23 oktober 2019
ABRS / voorzienbaarheid
Deze zaak betreft de afwijzing van het verzoek om tegemoetkoming in planschade vanwege de vrijstelling voor de aanleg van een geluidsscherm. Het verzoek is afgewezen omdat er volgens het advies van de SAOZ ten tijde van de investeringsbeslissing sprake is van voorzienbaarheid op basis van het bestemmingsplan “Landelijk gebied”.

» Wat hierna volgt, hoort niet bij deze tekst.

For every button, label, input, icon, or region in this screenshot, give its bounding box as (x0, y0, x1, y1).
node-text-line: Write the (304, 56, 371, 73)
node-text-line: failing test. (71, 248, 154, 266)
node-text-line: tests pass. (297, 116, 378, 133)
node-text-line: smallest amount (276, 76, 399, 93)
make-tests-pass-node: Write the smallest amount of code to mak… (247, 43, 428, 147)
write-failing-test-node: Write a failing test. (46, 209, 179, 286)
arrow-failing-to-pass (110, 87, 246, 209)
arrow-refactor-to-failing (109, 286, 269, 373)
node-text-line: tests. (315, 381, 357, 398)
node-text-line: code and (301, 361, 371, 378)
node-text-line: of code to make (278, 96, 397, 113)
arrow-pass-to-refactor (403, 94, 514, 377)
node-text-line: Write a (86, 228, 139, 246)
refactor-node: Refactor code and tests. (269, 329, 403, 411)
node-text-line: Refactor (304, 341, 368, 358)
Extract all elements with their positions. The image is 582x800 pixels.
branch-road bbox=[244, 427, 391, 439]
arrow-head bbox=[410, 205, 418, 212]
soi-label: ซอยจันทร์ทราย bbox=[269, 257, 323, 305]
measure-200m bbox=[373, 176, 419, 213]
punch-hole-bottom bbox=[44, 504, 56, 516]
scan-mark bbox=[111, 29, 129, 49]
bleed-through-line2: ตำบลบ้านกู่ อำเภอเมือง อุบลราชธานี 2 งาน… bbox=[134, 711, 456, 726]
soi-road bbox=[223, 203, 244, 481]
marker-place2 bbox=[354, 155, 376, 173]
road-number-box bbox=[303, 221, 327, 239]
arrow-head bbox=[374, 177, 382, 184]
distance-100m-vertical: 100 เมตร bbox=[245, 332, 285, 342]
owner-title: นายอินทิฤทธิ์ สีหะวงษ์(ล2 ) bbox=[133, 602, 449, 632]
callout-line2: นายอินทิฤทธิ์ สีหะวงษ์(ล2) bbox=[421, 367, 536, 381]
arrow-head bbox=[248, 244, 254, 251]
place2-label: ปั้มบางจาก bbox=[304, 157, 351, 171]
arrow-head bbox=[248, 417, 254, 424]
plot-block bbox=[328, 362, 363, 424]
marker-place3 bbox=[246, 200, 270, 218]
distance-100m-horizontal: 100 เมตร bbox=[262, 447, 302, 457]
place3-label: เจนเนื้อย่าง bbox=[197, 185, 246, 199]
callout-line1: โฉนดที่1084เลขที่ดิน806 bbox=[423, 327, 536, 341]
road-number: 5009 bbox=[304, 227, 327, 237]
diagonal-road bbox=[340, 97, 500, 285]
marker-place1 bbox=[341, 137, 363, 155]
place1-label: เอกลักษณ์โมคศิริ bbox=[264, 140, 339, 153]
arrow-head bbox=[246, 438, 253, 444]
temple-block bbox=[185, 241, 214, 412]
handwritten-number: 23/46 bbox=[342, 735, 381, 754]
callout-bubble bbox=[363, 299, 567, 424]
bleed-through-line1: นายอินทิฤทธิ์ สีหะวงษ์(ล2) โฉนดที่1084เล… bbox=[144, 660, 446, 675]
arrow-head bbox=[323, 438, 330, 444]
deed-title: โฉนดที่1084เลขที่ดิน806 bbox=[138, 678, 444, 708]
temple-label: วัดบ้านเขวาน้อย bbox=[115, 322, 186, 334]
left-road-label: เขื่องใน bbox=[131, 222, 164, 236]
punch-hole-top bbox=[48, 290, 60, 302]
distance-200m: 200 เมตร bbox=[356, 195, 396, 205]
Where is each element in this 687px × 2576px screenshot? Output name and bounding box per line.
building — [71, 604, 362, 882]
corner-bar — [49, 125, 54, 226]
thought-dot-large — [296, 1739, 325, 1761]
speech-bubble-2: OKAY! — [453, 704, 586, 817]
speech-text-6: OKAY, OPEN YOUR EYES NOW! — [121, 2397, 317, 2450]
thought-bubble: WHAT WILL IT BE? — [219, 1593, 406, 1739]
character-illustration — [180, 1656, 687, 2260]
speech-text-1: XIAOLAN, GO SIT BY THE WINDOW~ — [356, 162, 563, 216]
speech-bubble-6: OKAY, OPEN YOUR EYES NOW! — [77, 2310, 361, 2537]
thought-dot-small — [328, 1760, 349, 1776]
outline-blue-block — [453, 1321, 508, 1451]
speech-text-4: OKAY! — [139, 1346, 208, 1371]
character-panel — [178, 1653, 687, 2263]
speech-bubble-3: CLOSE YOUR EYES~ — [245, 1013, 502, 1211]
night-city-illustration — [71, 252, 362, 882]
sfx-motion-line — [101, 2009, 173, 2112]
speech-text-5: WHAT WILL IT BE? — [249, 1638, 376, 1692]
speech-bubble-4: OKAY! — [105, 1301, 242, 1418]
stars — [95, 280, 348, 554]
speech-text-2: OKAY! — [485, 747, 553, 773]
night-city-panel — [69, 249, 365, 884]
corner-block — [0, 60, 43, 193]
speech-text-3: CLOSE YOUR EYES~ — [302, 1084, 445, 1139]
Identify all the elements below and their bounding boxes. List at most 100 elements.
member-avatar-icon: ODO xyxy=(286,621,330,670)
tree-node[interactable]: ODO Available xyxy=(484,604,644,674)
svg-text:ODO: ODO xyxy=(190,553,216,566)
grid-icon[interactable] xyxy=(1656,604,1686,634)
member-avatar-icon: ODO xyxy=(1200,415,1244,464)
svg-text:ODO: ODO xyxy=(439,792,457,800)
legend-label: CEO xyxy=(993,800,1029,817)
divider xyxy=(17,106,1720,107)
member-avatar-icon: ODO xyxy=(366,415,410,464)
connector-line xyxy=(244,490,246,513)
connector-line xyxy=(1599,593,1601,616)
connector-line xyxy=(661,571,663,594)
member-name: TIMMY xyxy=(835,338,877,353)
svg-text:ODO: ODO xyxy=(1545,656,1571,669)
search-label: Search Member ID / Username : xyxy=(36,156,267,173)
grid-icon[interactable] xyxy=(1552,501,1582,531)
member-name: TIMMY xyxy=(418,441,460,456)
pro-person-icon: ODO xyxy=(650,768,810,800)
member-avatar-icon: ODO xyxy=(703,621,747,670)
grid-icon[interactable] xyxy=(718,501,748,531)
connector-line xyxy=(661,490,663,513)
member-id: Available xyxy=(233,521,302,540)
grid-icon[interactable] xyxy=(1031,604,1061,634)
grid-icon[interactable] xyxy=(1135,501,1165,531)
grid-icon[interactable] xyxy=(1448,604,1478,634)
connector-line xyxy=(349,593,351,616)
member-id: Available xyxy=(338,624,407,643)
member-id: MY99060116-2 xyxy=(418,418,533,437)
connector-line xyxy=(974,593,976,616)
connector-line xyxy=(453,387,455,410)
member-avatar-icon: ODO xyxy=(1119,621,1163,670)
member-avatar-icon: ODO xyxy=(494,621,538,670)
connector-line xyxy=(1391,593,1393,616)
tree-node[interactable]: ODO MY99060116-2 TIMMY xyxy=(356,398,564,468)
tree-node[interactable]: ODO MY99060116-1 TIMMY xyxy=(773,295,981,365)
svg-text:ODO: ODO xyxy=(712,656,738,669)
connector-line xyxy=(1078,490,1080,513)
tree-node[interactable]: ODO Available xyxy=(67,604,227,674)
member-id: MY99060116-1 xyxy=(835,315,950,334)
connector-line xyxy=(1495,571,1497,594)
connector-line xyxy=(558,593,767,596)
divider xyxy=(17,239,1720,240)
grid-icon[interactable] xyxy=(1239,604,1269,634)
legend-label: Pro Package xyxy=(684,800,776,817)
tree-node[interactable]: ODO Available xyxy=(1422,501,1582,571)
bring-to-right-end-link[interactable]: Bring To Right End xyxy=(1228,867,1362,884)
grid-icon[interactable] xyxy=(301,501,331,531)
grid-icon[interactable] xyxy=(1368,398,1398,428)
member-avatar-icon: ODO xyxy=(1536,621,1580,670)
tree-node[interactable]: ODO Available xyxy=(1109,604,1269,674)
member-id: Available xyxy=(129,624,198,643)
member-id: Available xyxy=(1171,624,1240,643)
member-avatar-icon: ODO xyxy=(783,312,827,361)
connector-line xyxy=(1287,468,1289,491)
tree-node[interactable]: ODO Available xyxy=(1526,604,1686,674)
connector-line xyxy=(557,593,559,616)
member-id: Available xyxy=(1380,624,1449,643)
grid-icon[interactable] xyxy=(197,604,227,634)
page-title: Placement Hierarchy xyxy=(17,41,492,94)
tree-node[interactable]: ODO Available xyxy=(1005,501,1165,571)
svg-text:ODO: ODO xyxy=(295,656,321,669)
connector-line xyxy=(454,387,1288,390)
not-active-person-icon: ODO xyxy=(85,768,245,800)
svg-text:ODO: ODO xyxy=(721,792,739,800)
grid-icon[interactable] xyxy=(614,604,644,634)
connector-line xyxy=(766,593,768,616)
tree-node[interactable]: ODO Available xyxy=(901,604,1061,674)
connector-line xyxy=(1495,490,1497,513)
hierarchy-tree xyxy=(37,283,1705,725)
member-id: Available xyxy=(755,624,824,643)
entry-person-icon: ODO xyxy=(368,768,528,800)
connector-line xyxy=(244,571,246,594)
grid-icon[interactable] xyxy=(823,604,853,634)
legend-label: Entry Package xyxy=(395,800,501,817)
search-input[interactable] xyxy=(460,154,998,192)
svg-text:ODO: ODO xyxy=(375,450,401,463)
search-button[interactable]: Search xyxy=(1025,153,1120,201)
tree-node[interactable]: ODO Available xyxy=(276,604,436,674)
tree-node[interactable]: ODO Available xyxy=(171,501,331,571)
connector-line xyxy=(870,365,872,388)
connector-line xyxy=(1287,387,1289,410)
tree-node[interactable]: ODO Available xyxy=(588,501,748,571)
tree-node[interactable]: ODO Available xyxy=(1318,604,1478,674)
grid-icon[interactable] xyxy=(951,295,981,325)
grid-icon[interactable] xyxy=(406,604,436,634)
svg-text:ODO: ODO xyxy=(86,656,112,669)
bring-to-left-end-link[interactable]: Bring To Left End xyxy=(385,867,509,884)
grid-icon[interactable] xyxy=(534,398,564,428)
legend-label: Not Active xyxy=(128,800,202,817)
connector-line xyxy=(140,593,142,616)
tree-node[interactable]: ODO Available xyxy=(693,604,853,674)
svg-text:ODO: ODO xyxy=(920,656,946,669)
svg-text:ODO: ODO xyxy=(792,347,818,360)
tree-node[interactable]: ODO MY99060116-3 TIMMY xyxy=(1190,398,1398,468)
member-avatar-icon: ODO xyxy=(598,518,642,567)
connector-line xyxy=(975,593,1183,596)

De gronden waarvoor de vrijstelling is verleend waren ingevolge het bestemmingsplan bestemd voor de basisbestemming “Verkeersdoeleinden” en de dubbelbestemming “Aandachtszone wegen”. Ingevolge de bestemming “Verkeersdoeleinden” waren op deze gronden geluidsschermen met een hoogte van maximaal 5 m¹ toegestaan. Ingevolge de dubbelbestemming “Aandachtszone wegen” mochten de geluidsschermen na verlening van een binnenplanse vrijstelling ter plaatse worden gerealiseerd. De Afdeling is van oordeel dat het wegaanpassingsbesluit dat vermeldt dat blijkens de gebruikte doelmatigheidscriteria het plaatsen van geluidsschermen ter plaatse niet doelmatig is, niet uitsluit dat Rijkswaterstaat in een later stadium alsnog kan besluiten tot plaatsing van geluidsschermen of in het kader van een vrijstellingsprocedure instemmend kan adviseren over de plaatsing van geluidsschermen. Dat sportterreinen niet worden beschouwd als een geluidsgevoelige functie betekent niet dat er geen sprake is van voorzienbaarheid. Het bestemmingsplan maakte immers de plaatsing van geluidsschermen ter hoogte van de sportterreinen mogelijk en appellant moest er derhalve rekening mee houden. Dat het geluidsscherm is geplaatst op een talud van 4 m¹ en daarmee een bovenkant bereikt van 7 à 8 m¹ maakt niet dat er geen sprake is van voorzienbaarheid. Ten aanzien van de peilbepaling heeft het bestemmingsplan een leemte omdat de rijksweg waarlangs het scherm is geplaatst geen hoofdtoegang heeft. De afdeling oordeelt dat de aanname dat de hoogte van de rijksweg als peil moet gelden, gezien de omstandigheden van het geval, een redelijke uitleg van het begrip ‘peil’ in de peilbepaling van de planregels is. Daarmee is de vrijstelling niet verleend voor een bouwplan dat niet paste binnen de maximale mogelijkheden van het bestemmingsplan.